In the first quarter of 1997 the shareholders of Banco Concepción reached an agreement with the Chilean Central Bank over extinguishing the subordinated debt that had existed since the early 1980s. As part of the repositioning strategy the bank's name was changed to Corpbanca. In 1998, through the acquisition of Corfinsa (consumer loan division of Banco Sudamericano) and Financiera Condell, the bank formed Bancondell initiating its presence in the medium – lower income consumer business (massive banking). The defined strategy helped Corpbanca achieve the financial sector's second strongest loan growth over the following seven years and, in addition, reversing the 1999 losses and achieved an adequate Return on equity since 2001.

In November 2002, Itaú Corpbanca issued shares in the local market for a total of USD$250 million. The issuance was made in the Emerging Stock Market, being the first issuer to issue instruments in such market.

Subsequently, in November 2004, Corpbanca took a major step towards internationalization when it completed the process of listing its American Depositary Receipts (ADRs) on the New York Stock Exchange.

On April 1, 2016, Coprbanca was acquired Brazilian bank Itaú Unibanco, they held 66.7% with the rest owned by minority shareholders. The bank was renamed as Itaú Corpbanca.

==Operations==
The Bank provides a wide range of both commercial and retail banking services to its customers. In addition, Corpbanca provides financial advisory services, mutual fund management, insurance brokerage and securities brokerage services through its subsidiaries.

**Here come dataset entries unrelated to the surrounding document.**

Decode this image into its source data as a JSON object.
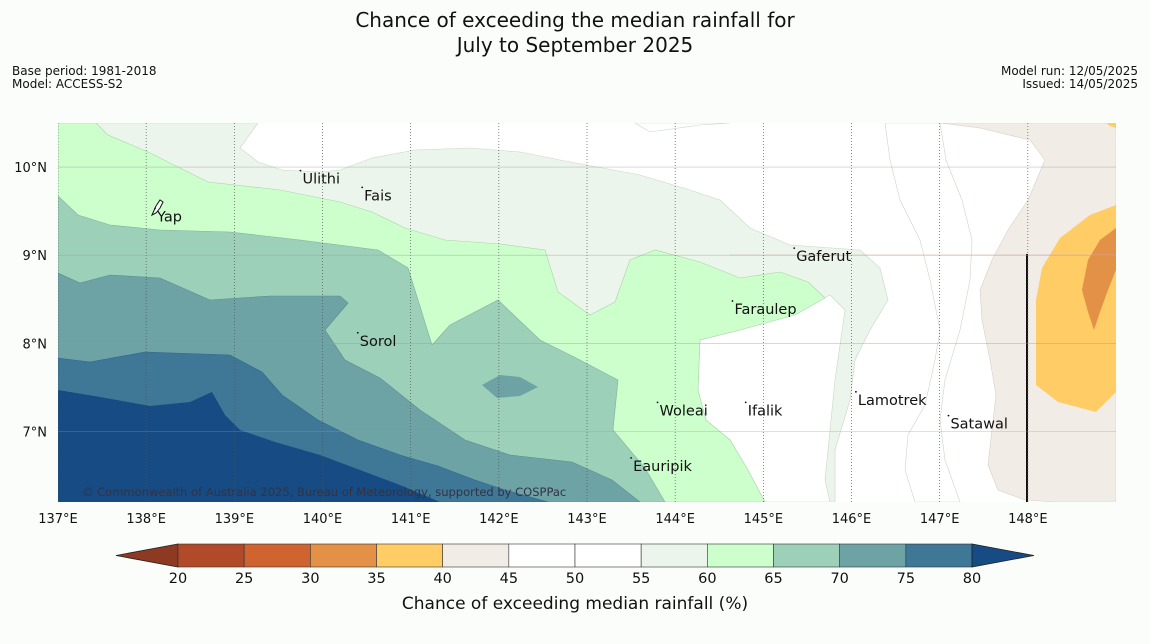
{
  "title": {
    "line1": "Chance of exceeding the median rainfall for",
    "line2": "July to September 2025"
  },
  "meta_left": {
    "base_period": "Base period: 1981-2018",
    "model": "Model: ACCESS-S2"
  },
  "meta_right": {
    "model_run": "Model run: 12/05/2025",
    "issued": "Issued: 14/05/2025"
  },
  "copyright": "© Commonwealth of Australia 2025, Bureau of Meteorology, supported by COSPPac",
  "map": {
    "lon_range": [
      137,
      149
    ],
    "lat_range": [
      6.2,
      10.5
    ],
    "lon_ticks": [
      {
        "value": 137,
        "label": "137°E"
      },
      {
        "value": 138,
        "label": "138°E"
      },
      {
        "value": 139,
        "label": "139°E"
      },
      {
        "value": 140,
        "label": "140°E"
      },
      {
        "value": 141,
        "label": "141°E"
      },
      {
        "value": 142,
        "label": "142°E"
      },
      {
        "value": 143,
        "label": "143°E"
      },
      {
        "value": 144,
        "label": "144°E"
      },
      {
        "value": 145,
        "label": "145°E"
      },
      {
        "value": 146,
        "label": "146°E"
      },
      {
        "value": 147,
        "label": "147°E"
      },
      {
        "value": 148,
        "label": "148°E"
      }
    ],
    "lat_ticks": [
      {
        "value": 10,
        "label": "10°N"
      },
      {
        "value": 9,
        "label": "9°N"
      },
      {
        "value": 8,
        "label": "8°N"
      },
      {
        "value": 7,
        "label": "7°N"
      }
    ],
    "places": [
      {
        "name": "Ulithi",
        "lon": 139.75,
        "lat": 9.96
      },
      {
        "name": "Fais",
        "lon": 140.45,
        "lat": 9.77
      },
      {
        "name": "Yap",
        "lon": 138.1,
        "lat": 9.53
      },
      {
        "name": "Gaferut",
        "lon": 145.35,
        "lat": 9.08
      },
      {
        "name": "Faraulep",
        "lon": 144.65,
        "lat": 8.48
      },
      {
        "name": "Sorol",
        "lon": 140.4,
        "lat": 8.12
      },
      {
        "name": "Lamotrek",
        "lon": 146.05,
        "lat": 7.45
      },
      {
        "name": "Woleai",
        "lon": 143.8,
        "lat": 7.33
      },
      {
        "name": "Ifalik",
        "lon": 144.8,
        "lat": 7.33
      },
      {
        "name": "Satawal",
        "lon": 147.1,
        "lat": 7.18
      },
      {
        "name": "Eauripik",
        "lon": 143.5,
        "lat": 6.7
      }
    ]
  },
  "colorbar": {
    "label": "Chance of exceeding median rainfall (%)",
    "ticks": [
      "20",
      "25",
      "30",
      "35",
      "40",
      "45",
      "50",
      "55",
      "60",
      "65",
      "70",
      "75",
      "80"
    ],
    "low_extend_color": "#8e3a22",
    "high_extend_color": "#164b83",
    "colors": [
      "#b04a28",
      "#cf6431",
      "#e39146",
      "#ffcc66",
      "#f2ece6",
      "#ffffff",
      "#ffffff",
      "#ecf5eb",
      "#ccffcc",
      "#9dd0b9",
      "#6ea3a6",
      "#3f7796"
    ]
  }
}
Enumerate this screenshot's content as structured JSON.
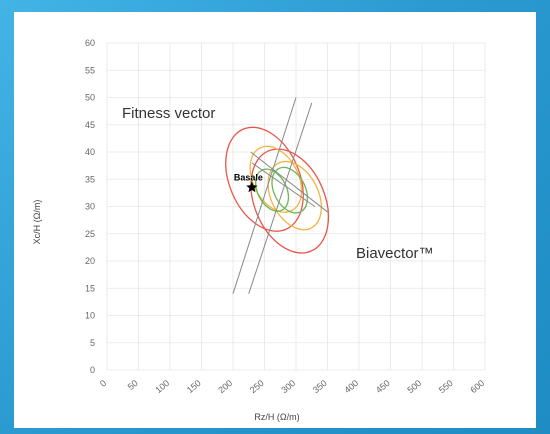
{
  "chart_data": {
    "type": "scatter",
    "xlabel": "Rz/H (Ω/m)",
    "ylabel": "Xc/H (Ω/m)",
    "xlim": [
      0,
      600
    ],
    "ylim": [
      0,
      60
    ],
    "x_ticks": [
      "0",
      "50",
      "100",
      "150",
      "200",
      "250",
      "300",
      "350",
      "400",
      "450",
      "500",
      "550",
      "600"
    ],
    "y_ticks": [
      "0",
      "5",
      "10",
      "15",
      "20",
      "25",
      "30",
      "35",
      "40",
      "45",
      "50",
      "55",
      "60"
    ],
    "grid": true,
    "annotations": {
      "fitness": "Fitness vector",
      "biavector": "Biavector™",
      "basale": "Basale"
    },
    "point": {
      "label": "Basale",
      "x": 230,
      "y": 33.5
    },
    "ellipses": [
      {
        "series": "red-left",
        "cx": 250,
        "cy": 35,
        "rx": 90,
        "ry": 90,
        "angle_deg": -68,
        "color": "#e8564a"
      },
      {
        "series": "red-right",
        "cx": 290,
        "cy": 31,
        "rx": 90,
        "ry": 90,
        "angle_deg": -68,
        "color": "#e8564a"
      },
      {
        "series": "orange-1",
        "cx": 298,
        "cy": 32,
        "rx": 60,
        "ry": 60,
        "angle_deg": -72,
        "color": "#f2b443"
      },
      {
        "series": "orange-2",
        "cx": 268,
        "cy": 35,
        "rx": 58,
        "ry": 58,
        "angle_deg": -72,
        "color": "#f2b443"
      },
      {
        "series": "green-1",
        "cx": 290,
        "cy": 33,
        "rx": 40,
        "ry": 40,
        "angle_deg": -72,
        "color": "#69b85a"
      },
      {
        "series": "green-2",
        "cx": 262,
        "cy": 33,
        "rx": 37,
        "ry": 37,
        "angle_deg": -72,
        "color": "#69b85a"
      }
    ],
    "lines": [
      {
        "x1": 200,
        "y1": 14,
        "x2": 300,
        "y2": 50
      },
      {
        "x1": 225,
        "y1": 14,
        "x2": 325,
        "y2": 49
      },
      {
        "x1": 228,
        "y1": 40,
        "x2": 350,
        "y2": 29
      },
      {
        "x1": 230,
        "y1": 38,
        "x2": 330,
        "y2": 30
      }
    ]
  }
}
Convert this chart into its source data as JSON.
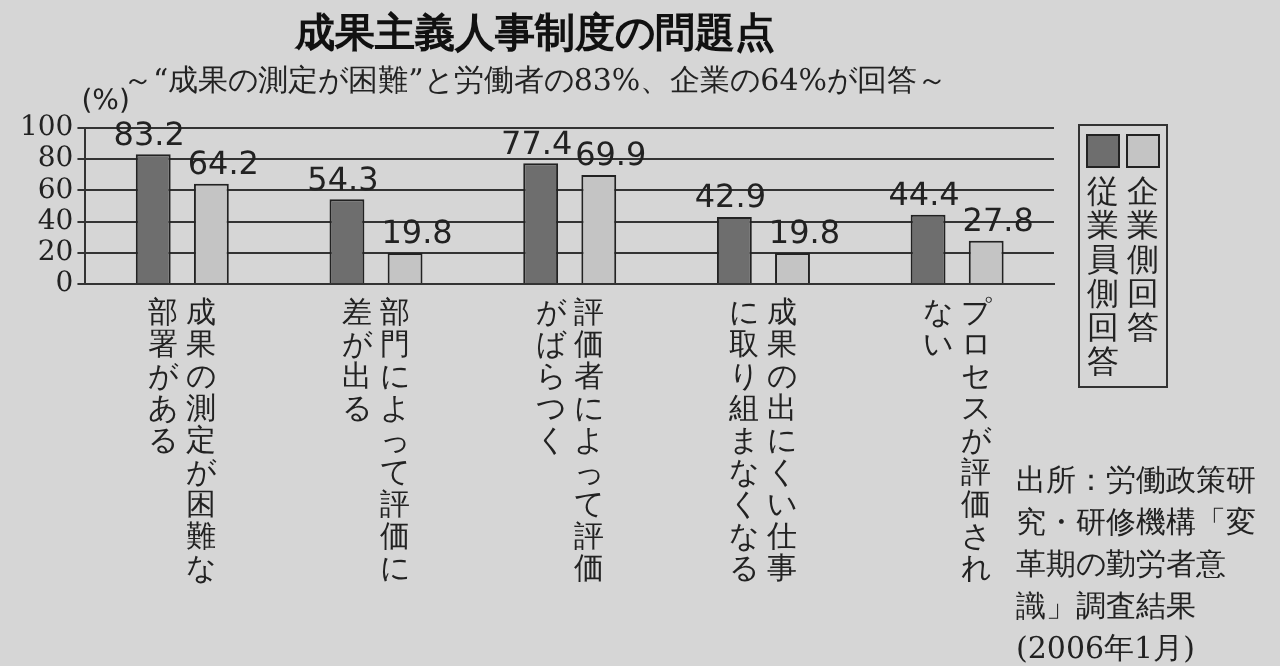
{
  "chart_data": {
    "type": "bar",
    "title": "成果主義人事制度の問題点",
    "subtitle": "～“成果の測定が困難”と労働者の83%、企業の64%が回答～",
    "ylabel": "(%)",
    "categories": [
      "成果の測定が困難な部署がある",
      "部門によって評価に差が出る",
      "評価者によって評価がばらつく",
      "成果の出にくい仕事に取り組まなくなる",
      "プロセスが評価されない"
    ],
    "series": [
      {
        "name": "従業員側回答",
        "color": "#6e6e6e",
        "values": [
          83.2,
          54.3,
          77.4,
          42.9,
          44.4
        ]
      },
      {
        "name": "企業側回答",
        "color": "#c4c4c4",
        "values": [
          64.2,
          19.8,
          69.9,
          19.8,
          27.8
        ]
      }
    ],
    "ylim": [
      0,
      100
    ],
    "yticks": [
      0,
      20,
      40,
      60,
      80,
      100
    ],
    "grid": "y",
    "legend": "right",
    "data_labels": true,
    "annotations": [
      "出所：労働政策研究・研修機構「変革期の勤労者意識」調査結果",
      "(2006年1月)"
    ]
  }
}
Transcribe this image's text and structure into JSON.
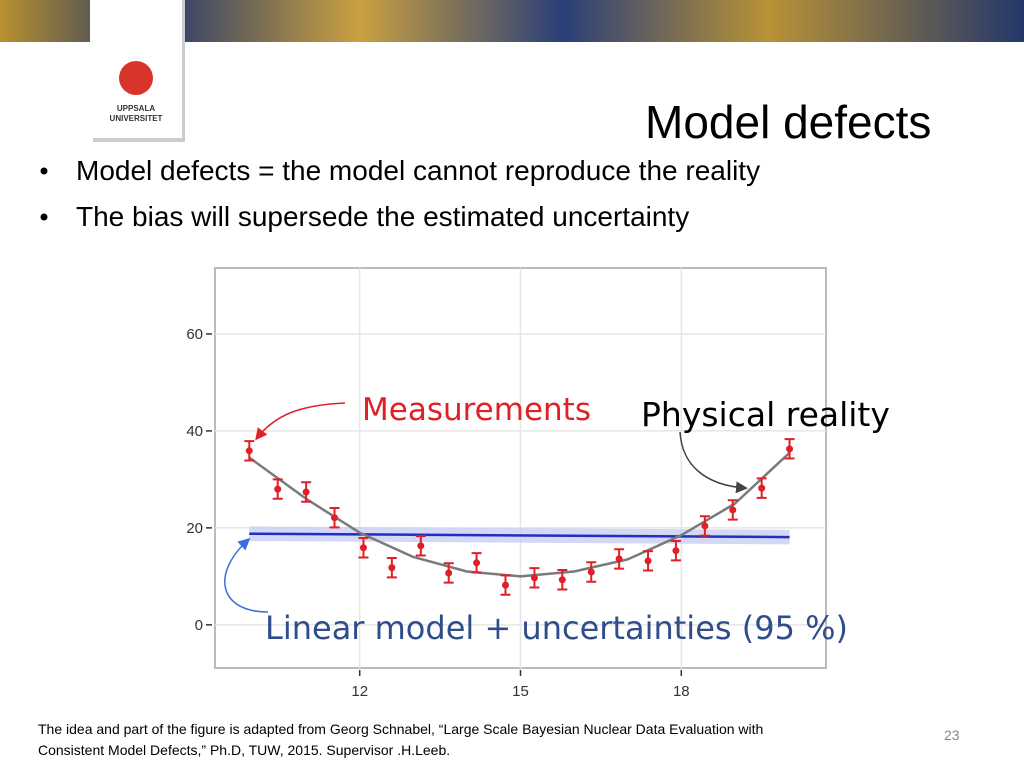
{
  "logo": {
    "line1": "UPPSALA",
    "line2": "UNIVERSITET"
  },
  "title": "Model defects",
  "bullets": [
    "Model defects = the model cannot reproduce the reality",
    "The bias will supersede the estimated uncertainty"
  ],
  "footnote": [
    "The idea and part of the figure is adapted from Georg Schnabel, “Large Scale Bayesian Nuclear Data Evaluation with",
    "Consistent Model Defects,” Ph.D, TUW, 2015. Supervisor .H.Leeb."
  ],
  "page_number": "23",
  "chart_data": {
    "type": "scatter",
    "xlim": [
      9.3,
      20.7
    ],
    "xticks": [
      12,
      15,
      18
    ],
    "ylim": [
      -8.9,
      73.6
    ],
    "yticks": [
      0,
      20,
      40,
      60
    ],
    "grid": true,
    "measurements": {
      "color": "#e01f26",
      "x": [
        9.94,
        10.47,
        11.0,
        11.53,
        12.07,
        12.6,
        13.14,
        13.66,
        14.18,
        14.72,
        15.26,
        15.78,
        16.32,
        16.84,
        17.38,
        17.9,
        18.44,
        18.96,
        19.5,
        20.02
      ],
      "values": [
        35.9,
        28.0,
        27.4,
        22.1,
        15.9,
        11.8,
        16.3,
        10.7,
        12.8,
        8.2,
        9.7,
        9.3,
        10.9,
        13.6,
        13.2,
        15.3,
        20.4,
        23.7,
        28.2,
        36.3
      ],
      "errors": [
        2,
        2,
        2,
        2,
        2,
        2,
        2,
        2,
        2,
        2,
        2,
        2,
        2,
        2,
        2,
        2,
        2,
        2,
        2,
        2
      ]
    },
    "reality": {
      "color": "#7a7a7a",
      "x": [
        9.94,
        11,
        12,
        13,
        14,
        15,
        16,
        17,
        18,
        19,
        20.02
      ],
      "values": [
        34.5,
        26,
        19,
        14,
        11,
        10,
        11,
        13.5,
        18.5,
        25,
        35.5
      ]
    },
    "linear_model": {
      "color": "#1f2fbf",
      "band_color": "#c9cdf2",
      "x": [
        9.94,
        20.02
      ],
      "values": [
        18.8,
        18.1
      ],
      "band": 1.5
    },
    "annotations": [
      {
        "text": "Measurements",
        "color": "#e01f26"
      },
      {
        "text": "Physical reality",
        "color": "#000000"
      },
      {
        "text": "Linear model + uncertainties (95 %)",
        "color": "#2e4d8a"
      }
    ]
  }
}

The Bank was listed on the New York Stock Exchange for the first time on November 1, 2004. As of December 31, 2005, Corpbanca had a nationwide network of 68 branches in Chile, including 28 branches operating under the CorpBanca name, 20 branches operating under the Bancondell name and 20 integrated branches, which operate under both the Corpbanca and Bancondell names. As of December 31, 2005, the Bank owned and operated 108 automated teller machines (ATMs) in Chile. Itaú CorpBanca's customers have access to over 4,000 ATMs in Chile through its agreement with Redbanc S.A. (Redbanc).